The α-C–H functionalization of piperidine catalyzed by tantalum complex 1 to pro­duce amine 2 was developed (Org. Lett. 2013, 15, 2182) by Laurel L. Schafer at the University of British Columbia. An asymmetric diamination of diene 3 with diaziri­dine reagent 4 under palladium catalysis to furnish cyclic sulfamide 5 was developed (Org. Lett. 2013, 15, 796) by Yian Shi at Colorado State University. Enantioenriched β-fluoropiperdine 8 was prepared (Angew. Chem. Int. Ed. 2013, 52, 2469) via amino­fluorocyclization of 6 with hypervalent iodide 7, as reported by Cristina Nevado at the University of Zurich. Erick M. Carreira at ETH Zürich disclosed (J. Am. Chem. Soc. 2013, 135, 6814) a ruthenium-catalyzed hydrocarbamoylation of allylic formamide 9 to yield pyrrolidone 10. Hans-Günther Schmalz at the University of Köln disclosed (Angew.
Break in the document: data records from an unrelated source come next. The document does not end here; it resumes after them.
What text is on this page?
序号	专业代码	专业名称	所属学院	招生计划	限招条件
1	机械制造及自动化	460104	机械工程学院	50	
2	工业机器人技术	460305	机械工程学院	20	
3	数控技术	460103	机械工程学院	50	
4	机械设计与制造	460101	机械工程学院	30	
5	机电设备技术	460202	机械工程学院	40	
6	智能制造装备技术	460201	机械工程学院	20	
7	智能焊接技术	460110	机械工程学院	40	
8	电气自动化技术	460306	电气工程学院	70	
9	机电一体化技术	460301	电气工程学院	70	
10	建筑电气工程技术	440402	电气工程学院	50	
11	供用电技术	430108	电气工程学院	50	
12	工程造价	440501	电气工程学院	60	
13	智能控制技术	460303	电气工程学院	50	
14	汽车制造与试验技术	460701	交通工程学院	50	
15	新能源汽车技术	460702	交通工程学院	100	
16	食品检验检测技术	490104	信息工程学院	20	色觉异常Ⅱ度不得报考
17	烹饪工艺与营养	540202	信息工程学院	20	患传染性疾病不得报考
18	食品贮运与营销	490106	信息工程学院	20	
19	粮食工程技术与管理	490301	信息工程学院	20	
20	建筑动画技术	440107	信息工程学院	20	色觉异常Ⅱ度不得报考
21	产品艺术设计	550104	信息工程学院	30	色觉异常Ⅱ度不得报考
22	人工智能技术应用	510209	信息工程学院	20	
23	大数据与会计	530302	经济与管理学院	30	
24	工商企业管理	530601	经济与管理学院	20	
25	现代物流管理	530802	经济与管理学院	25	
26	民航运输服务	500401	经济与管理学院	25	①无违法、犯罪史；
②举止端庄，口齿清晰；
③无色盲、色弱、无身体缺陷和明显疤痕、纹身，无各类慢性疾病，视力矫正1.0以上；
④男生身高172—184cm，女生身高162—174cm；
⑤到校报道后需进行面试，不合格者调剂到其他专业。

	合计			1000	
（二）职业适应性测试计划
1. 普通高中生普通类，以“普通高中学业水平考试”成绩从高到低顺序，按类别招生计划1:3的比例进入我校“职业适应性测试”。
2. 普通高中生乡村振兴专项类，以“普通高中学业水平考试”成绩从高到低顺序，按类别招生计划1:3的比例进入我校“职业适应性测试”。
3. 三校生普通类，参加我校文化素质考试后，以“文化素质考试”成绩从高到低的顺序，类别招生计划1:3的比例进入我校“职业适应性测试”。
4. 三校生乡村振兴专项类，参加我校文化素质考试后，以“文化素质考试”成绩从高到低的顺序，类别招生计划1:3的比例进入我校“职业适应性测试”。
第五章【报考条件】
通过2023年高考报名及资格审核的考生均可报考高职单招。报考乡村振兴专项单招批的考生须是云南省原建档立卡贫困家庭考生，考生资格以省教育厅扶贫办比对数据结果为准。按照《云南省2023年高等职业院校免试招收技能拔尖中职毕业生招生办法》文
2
Chem. Int. Ed. 2013, 52, 1576) an asymmetric hydrocyanation of styrene 11 with Ni(cod)₂ and phosphine–phosphite ligand 12 to yield exclusively the branched cyanide 13. A simi­lar transformation of styrene 11 to the hydroxycarbonylated product 15 was catalyzed (Chem. Commun. 2013, 49, 3306) by palladium complex 14, as reported by Matthew L. Clarke at the University of St Andrews. Feng-Ling Qing at the Chinese Academy of Sciences found (Angew. Chem. Int. Ed. 2013, 52, 2198) that the hydrotrifluoromethylation of unactivated alkene 16 to 17 was catalyzed by silver nitrate. The same transformation was also reported (J. Am.Chem. Soc. 2013, 135, 2505) by Véronique Gouverneur at the University of Oxford using a ruthenium photocatalyst and the Umemoto reagent 18. Clark R. Landis at the University of Wisconsin, Madison reported (Angew. Chem. Int. Ed. 2013, 52, 1564) a one-pot asymmetric hydroformylation using 21 followed by Wittig olefination to transform alkene 19 into the γ-chiral α,β-unsaturated carbonyl compound 20. Debabrata Mati at the Indian Institute of Technology Bombay found (J. Am. Chem. Soc. 2013, 135, 3355) that alkene 22 could be nitrated stereoselectively with silver nitrite and TEMPO to form alkene 23. Damian W. Young at the Broad Institute disclosed (Org. Lett. 2013, 15, 1218) that a macrocyclic vinylsiloxane 24, which was synthesized via an E-selective ring clos­ing metathesis reaction, could be functionalized to make either E- or Z-alkenes, 25 and 26.